St. Leon: The Isolating Effect of Knowledge, a Parallel to Paradise Lost

As I have been reading St. LeonParadise Lost keeps coming back to my mind. Reginald refers to Paradise Lost in the novel so it is not surprising, but an interesting idea dawned on me when I read this quote in St. Leon:

“I might now be said to have reached the end of my adventure: I had closed one grand experiment upon the donation of the stranger. What had it produced to me? Not one atom of the benefits I anticipated; not a particle of those advantages which a little while ago had made the intoxications of my waking dreams. Its fruits had been distasteful and loathsome. Whether I looked to my person, my family, or my fame, I had felt in all the miserable effects of this treacherous and delusive gift” (243)

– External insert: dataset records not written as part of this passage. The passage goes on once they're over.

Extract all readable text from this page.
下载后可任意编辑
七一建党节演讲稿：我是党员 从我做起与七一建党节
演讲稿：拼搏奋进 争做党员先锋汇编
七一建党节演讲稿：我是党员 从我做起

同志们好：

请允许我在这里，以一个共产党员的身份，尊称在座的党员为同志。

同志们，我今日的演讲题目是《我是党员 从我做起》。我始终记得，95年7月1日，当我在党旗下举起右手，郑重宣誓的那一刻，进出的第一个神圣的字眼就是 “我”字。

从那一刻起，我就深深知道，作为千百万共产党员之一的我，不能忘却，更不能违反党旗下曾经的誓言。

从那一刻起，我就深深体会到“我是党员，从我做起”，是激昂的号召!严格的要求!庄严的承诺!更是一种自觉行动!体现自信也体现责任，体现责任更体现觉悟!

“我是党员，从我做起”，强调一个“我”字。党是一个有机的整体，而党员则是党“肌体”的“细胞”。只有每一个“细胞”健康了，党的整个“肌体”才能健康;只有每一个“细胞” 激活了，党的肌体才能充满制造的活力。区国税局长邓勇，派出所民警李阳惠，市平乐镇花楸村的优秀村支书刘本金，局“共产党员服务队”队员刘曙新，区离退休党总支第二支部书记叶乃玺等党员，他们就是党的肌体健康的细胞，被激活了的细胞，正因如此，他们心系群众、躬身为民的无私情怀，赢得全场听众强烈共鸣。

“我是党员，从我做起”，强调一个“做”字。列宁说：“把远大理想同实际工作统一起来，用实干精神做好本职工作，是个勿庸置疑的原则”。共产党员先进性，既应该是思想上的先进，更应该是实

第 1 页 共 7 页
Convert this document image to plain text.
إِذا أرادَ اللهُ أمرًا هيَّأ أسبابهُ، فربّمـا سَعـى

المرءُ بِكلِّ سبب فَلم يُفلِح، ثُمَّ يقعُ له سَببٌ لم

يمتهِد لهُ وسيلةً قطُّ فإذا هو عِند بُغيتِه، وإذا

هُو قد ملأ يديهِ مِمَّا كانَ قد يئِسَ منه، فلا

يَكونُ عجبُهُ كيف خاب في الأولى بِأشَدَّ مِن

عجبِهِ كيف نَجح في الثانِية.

Reginald says this after he has been imprisoned for refusing to tell the magistrate about the stranger, where and why the stranger died, and Reginald’s part in the event. He also refused to clear up how and why he suddenly had an impressive amount of wealth after the death of the stranger. So while Reginald expresses unhappiness with his decision to do as what the stranger told him that Reginald could do (that is, become “immortal” and have an endless supply of money), he is sitting in a cell that he is in due to his refusal to grant the magistrate knowledge. Reginald keeps his silence because that he is what he promised the stranger that he would do, not necessarily to be difficult or to hoard his knowledge. However, this incident echoes previous points in the novel in which Reginald’s silence on the matter of the stranger and the money has negative affects on Reginald’s life and relationships.

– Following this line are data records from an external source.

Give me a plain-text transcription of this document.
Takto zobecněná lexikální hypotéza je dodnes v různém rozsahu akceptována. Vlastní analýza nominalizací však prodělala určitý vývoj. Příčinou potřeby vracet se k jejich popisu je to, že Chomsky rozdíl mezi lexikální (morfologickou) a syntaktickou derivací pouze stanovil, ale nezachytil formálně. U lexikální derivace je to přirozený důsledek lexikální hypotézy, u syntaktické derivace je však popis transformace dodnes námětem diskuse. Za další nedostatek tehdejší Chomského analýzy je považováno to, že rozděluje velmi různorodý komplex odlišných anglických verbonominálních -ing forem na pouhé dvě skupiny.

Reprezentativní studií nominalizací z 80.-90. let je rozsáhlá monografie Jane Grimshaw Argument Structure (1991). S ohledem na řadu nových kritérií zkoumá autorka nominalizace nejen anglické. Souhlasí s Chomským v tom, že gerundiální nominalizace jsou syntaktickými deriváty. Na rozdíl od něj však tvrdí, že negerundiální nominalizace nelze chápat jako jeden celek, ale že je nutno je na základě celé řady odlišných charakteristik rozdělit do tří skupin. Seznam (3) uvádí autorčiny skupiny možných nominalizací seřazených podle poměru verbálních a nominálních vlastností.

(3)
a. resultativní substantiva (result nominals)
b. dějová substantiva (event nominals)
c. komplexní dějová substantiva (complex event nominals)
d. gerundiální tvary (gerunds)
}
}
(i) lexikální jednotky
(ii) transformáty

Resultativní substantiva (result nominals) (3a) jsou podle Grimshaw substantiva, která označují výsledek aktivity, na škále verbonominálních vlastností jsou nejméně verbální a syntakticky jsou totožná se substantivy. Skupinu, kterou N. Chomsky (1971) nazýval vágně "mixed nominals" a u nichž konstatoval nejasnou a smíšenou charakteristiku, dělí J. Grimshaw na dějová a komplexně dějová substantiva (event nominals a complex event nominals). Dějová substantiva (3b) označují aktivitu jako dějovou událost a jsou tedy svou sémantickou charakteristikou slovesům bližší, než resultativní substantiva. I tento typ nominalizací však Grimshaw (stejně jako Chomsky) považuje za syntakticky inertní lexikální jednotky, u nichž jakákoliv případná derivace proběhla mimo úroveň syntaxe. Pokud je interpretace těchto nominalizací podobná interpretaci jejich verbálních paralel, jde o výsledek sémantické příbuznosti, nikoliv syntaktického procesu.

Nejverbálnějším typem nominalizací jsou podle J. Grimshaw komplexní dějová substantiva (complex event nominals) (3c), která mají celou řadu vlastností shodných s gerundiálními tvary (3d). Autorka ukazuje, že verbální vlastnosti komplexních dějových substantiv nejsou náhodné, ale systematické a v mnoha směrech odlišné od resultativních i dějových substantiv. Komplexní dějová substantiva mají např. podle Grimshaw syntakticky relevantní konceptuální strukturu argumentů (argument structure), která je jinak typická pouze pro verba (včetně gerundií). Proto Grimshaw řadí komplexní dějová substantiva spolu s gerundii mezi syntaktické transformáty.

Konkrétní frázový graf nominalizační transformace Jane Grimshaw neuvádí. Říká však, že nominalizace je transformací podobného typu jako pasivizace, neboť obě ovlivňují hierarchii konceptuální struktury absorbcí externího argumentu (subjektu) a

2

A devastating example is when his son Charles demands to know the truth and for Reginald to prove that he is not a bad person and that he did not commit some horrible act to get wealth. Reginald refuses and pleads his innocence, but Charles uses undeniable logic against his father:

“You have given utterance to different fictions on the subject, fictions you now confess to be such; how am I to be convinced that what you say at this moment is not dictated more by a regard for my tranquillity, than by the simplicity of conscious truth? . . . Your character is blasted; your honour is destroyed” (213)

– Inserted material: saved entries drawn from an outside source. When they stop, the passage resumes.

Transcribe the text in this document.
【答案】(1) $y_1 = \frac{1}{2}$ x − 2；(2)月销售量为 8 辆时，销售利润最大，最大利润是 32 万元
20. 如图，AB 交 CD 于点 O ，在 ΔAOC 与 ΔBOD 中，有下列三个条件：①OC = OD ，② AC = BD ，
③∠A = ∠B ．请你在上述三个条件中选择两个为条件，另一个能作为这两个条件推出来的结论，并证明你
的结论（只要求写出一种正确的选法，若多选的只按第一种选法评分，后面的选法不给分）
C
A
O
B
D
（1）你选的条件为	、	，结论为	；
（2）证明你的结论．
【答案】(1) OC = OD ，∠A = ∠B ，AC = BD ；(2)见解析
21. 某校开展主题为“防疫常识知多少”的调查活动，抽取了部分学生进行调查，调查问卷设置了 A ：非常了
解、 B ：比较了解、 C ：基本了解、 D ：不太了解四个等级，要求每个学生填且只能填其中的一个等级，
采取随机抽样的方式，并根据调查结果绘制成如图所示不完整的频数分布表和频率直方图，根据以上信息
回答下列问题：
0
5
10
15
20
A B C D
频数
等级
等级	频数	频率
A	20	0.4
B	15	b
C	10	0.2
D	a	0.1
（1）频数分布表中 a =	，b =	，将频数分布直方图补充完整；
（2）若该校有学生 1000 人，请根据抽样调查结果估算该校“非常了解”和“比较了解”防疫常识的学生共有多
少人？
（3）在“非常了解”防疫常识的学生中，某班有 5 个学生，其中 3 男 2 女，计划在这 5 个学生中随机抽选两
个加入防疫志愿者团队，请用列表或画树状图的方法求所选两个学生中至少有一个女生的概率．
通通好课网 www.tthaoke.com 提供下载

To sum up, Charles is saying that because his father (Reginald) has lied so much, Charles can never believe him. This drives Charles to leave his father, as to not be dragged down into disgrace, and to cut ties even with his sisters and his mother. Even when faced with Charles’ severance, Reginald keeps his mouth shut about the truth and does not reveal even a hint of the truth and knowledge that he gained from the stranger.

While the events with the magistrate and Charles do not parallel with Paradise Lost, the way that gaining and keeping the knowledge affects Reginald’s life does. Thinking back to how eating the Forbidden Fruit affects Eve is where I draw the parallel. For a moment, Eve does consider how she is now (or will be) superior to Adam, but it does not take long for Eve to realize that her action could isolate herself from Adam, emotionally or physically. The realization that now Eve could lose Adam and be alone is what drives her to give Adam the fruit. While Reginald has not currently given anyone his “fruit of knowledge,” he is experiencing what Eve did for a short instance: isolation, loneliness, and disconnection. There are multiple times in which Reginald expresses being cut off from humanity and from his family, like there is a distance between him and them that was not there before. The emotional response to that sentiment varies, but when he is in prison, Reginald hates that he did what the stranger had done which in turn is a hatred for his knowledge. He is where he is not only because he refuses to “give” his fruit of knowledge, but because his “eating” of the stranger’s “fruit” has led him there. If he had not listened, if he had refused to keep a secret, Reginald would not be in prison. His family would still be at peace, and his son would be at home. However, just like Adam and Eve, Reginald “ate” the fruit and thus was exiled from his Garden of Eden.